A new report from the Economic Commission on Latin America and the Caribbean reports on the reduction of poverty in the region over the last few decades, reports the AP. Overall, despite recording the lowest poverty level in three decades, some 167 million people still remain mired in poverty in the region. This is one million fewer than in 2010 and represents some 29 percent of the population. The report, “Social Panorama of Latin America 2012”, released today, also reports on trends in inequality. The report notes that “on average, the richest 10% of the Latin American population receives 32% of total income, while the poorest 40% receive just 15% of income.” Since 2002, the countries that have shown the largest decrease in inequality are Argentina, Bolivia, Nicaragua and Venezuela.
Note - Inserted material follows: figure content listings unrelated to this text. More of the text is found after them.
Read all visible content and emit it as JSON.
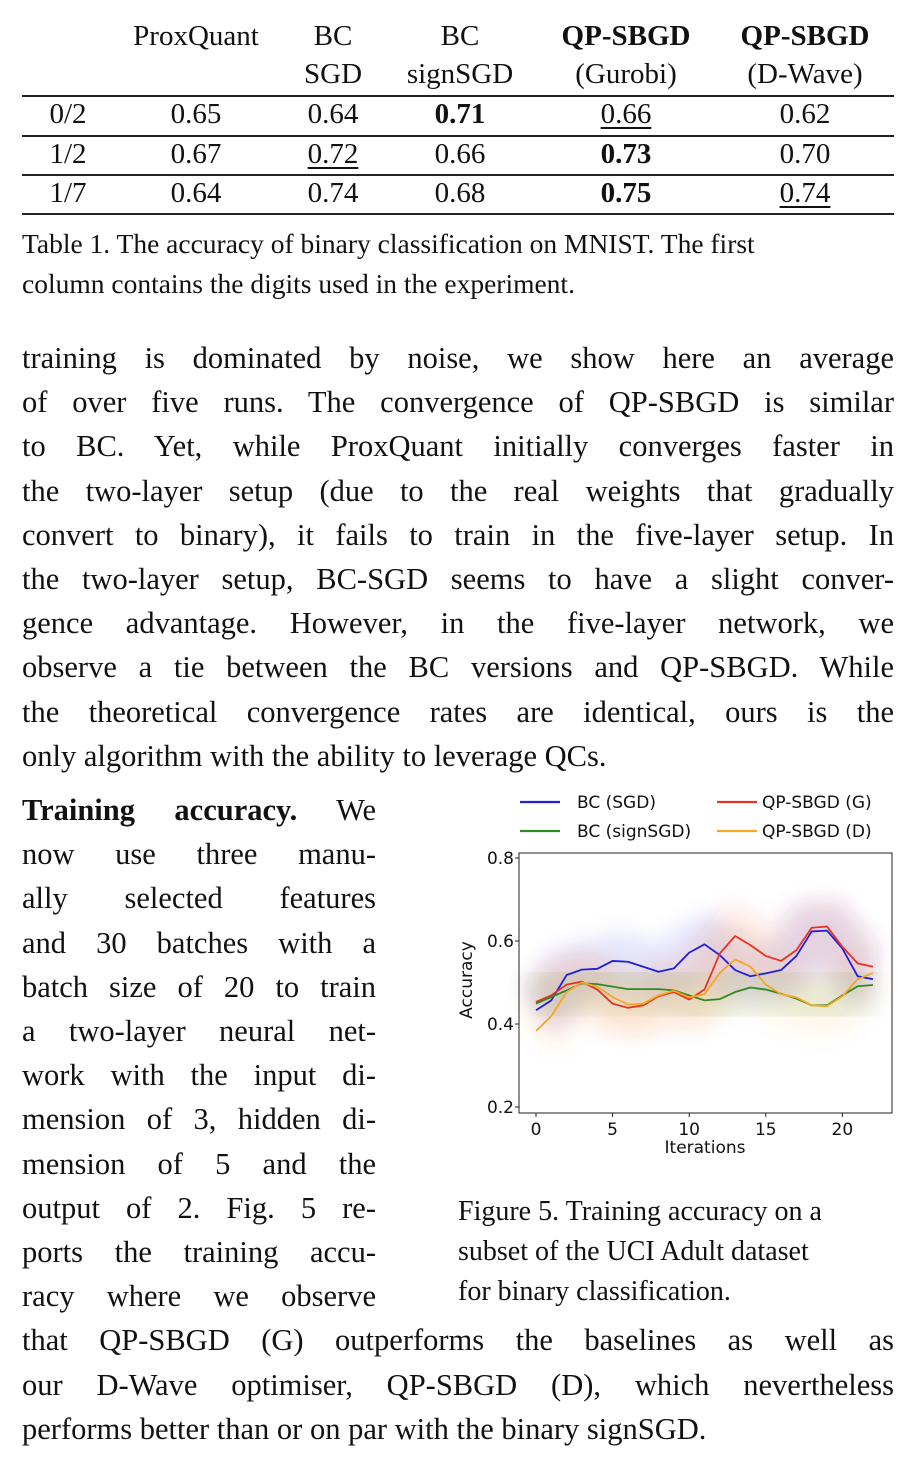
{
  "table": {
    "headers": [
      {
        "line1": "",
        "line2": ""
      },
      {
        "line1": "ProxQuant",
        "line2": ""
      },
      {
        "line1": "BC",
        "line2": "SGD"
      },
      {
        "line1": "BC",
        "line2": "signSGD"
      },
      {
        "line1": "QP-SBGD",
        "line2": "(Gurobi)"
      },
      {
        "line1": "QP-SBGD",
        "line2": "(D-Wave)"
      }
    ],
    "rows": [
      {
        "cells": [
          "0/2",
          "0.65",
          "0.64",
          "0.71",
          "0.66",
          "0.62"
        ],
        "bold": [
          3
        ],
        "underline": [
          4
        ]
      },
      {
        "cells": [
          "1/2",
          "0.67",
          "0.72",
          "0.66",
          "0.73",
          "0.70"
        ],
        "bold": [
          4
        ],
        "underline": [
          2
        ]
      },
      {
        "cells": [
          "1/7",
          "0.64",
          "0.74",
          "0.68",
          "0.75",
          "0.74"
        ],
        "bold": [
          4
        ],
        "underline": [
          5
        ]
      }
    ],
    "caption": [
      "Table 1. The accuracy of binary classification on MNIST. The first",
      "column contains the digits used in the experiment."
    ]
  },
  "paragraph1": [
    "training is dominated by noise, we show here an average",
    "of over five runs. The convergence of QP-SBGD is similar",
    "to BC. Yet, while ProxQuant initially converges faster in",
    "the two-layer setup (due to the real weights that gradually",
    "convert to binary), it fails to train in the five-layer setup. In",
    "the two-layer setup, BC-SGD seems to have a slight conver-",
    "gence advantage.  However, in the five-layer network, we",
    "observe a tie between the BC versions and QP-SBGD. While",
    "the theoretical convergence rates are identical, ours is the",
    "only algorithm with the ability to leverage QCs."
  ],
  "paragraph2": {
    "heading": "Training accuracy.",
    "first_line_rest": "We",
    "left_lines": [
      "now use three manu-",
      "ally selected features",
      "and 30 batches with a",
      "batch size of 20 to train",
      "a two-layer neural net-",
      "work with the input di-",
      "mension of 3, hidden di-",
      "mension of 5 and the",
      "output of 2.  Fig. 5 re-",
      "ports the training accu-",
      "racy where we observe"
    ],
    "full_lines": [
      "that QP-SBGD (G) outperforms the baselines as well as",
      "our D-Wave optimiser, QP-SBGD (D), which nevertheless",
      "performs better than or on par with the binary signSGD."
    ]
  },
  "figure_caption": [
    "Figure 5. Training accuracy on a",
    "subset of the UCI Adult dataset",
    "for binary classification."
  ],
  "chart_data": {
    "type": "line",
    "xlabel": "Iterations",
    "ylabel": "Accuracy",
    "xlim": [
      -1,
      23
    ],
    "ylim": [
      0.19,
      0.81
    ],
    "xticks": [
      0,
      5,
      10,
      15,
      20
    ],
    "yticks": [
      0.2,
      0.4,
      0.6,
      0.8
    ],
    "ytick_labels": [
      "0.2",
      "0.4",
      "0.6",
      "0.8"
    ],
    "legend": "top",
    "grid": false,
    "x": [
      0,
      1,
      2,
      3,
      4,
      5,
      6,
      7,
      8,
      9,
      10,
      11,
      12,
      13,
      14,
      15,
      16,
      17,
      18,
      19,
      20,
      21,
      22
    ],
    "series": [
      {
        "name": "BC (SGD)",
        "color": "#1f1fe0",
        "values": [
          0.433,
          0.457,
          0.518,
          0.531,
          0.533,
          0.552,
          0.55,
          0.538,
          0.526,
          0.534,
          0.572,
          0.592,
          0.566,
          0.53,
          0.515,
          0.522,
          0.53,
          0.564,
          0.623,
          0.625,
          0.582,
          0.515,
          0.508
        ]
      },
      {
        "name": "QP-SBGD (G)",
        "color": "#e8321e",
        "values": [
          0.453,
          0.469,
          0.495,
          0.502,
          0.483,
          0.449,
          0.439,
          0.445,
          0.467,
          0.477,
          0.459,
          0.483,
          0.57,
          0.612,
          0.59,
          0.564,
          0.552,
          0.578,
          0.632,
          0.635,
          0.586,
          0.546,
          0.538
        ]
      },
      {
        "name": "BC (signSGD)",
        "color": "#2e8b22",
        "values": [
          0.449,
          0.465,
          0.481,
          0.498,
          0.496,
          0.49,
          0.484,
          0.484,
          0.484,
          0.481,
          0.469,
          0.457,
          0.46,
          0.477,
          0.488,
          0.483,
          0.473,
          0.461,
          0.445,
          0.445,
          0.469,
          0.491,
          0.494
        ]
      },
      {
        "name": "QP-SBGD (D)",
        "color": "#f5a623",
        "values": [
          0.383,
          0.419,
          0.477,
          0.5,
          0.49,
          0.465,
          0.447,
          0.449,
          0.469,
          0.48,
          0.464,
          0.472,
          0.523,
          0.556,
          0.538,
          0.495,
          0.472,
          0.464,
          0.445,
          0.443,
          0.467,
          0.508,
          0.523
        ]
      }
    ]
  }
}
In all of these countries the Gini coefficient fell at an annual rate of more than two percent. To read the entire report, which “examines paid employment in care activities, as well as household spending on care services, and proposes a series of policy recommendations,” click here. For more on the reduction of inequality in Latin America, see here and here.
Mexican president-elect Enrique Peña Nieto is in Washington today to meet with President Obama, reports CNN. In an op-ed printed by the Washington Post last week, Peña Nieto lays out his agenda for the meeting with Obama, noting that “It is a mistake to limit our bilateral relationship to drugs and security concerns. Our mutual interests are too vast and complex to be restricted in this short-sighted way.” As CNN notes, Peña Nieto will focus on economic issues as well as security in his visit. Meanwhile, writing in Huffington Post, John Ackerman a professor at UNAM-Mexico City writes that Obama is losing credibility by cozying up to Peña Nieto. Ackerman notes that the recent election in Mexico was “a far cry from normal democratic politics” and warns that Peña Nieto represents a return to the old guard, which “represents the worst of Mexico's authoritarian past.” Ackerman concludes that by cozying up to Mexico’s new president “Obama sends a clear message that his Latin America policy will be equally as shortsighted in his second term as it was during his first.”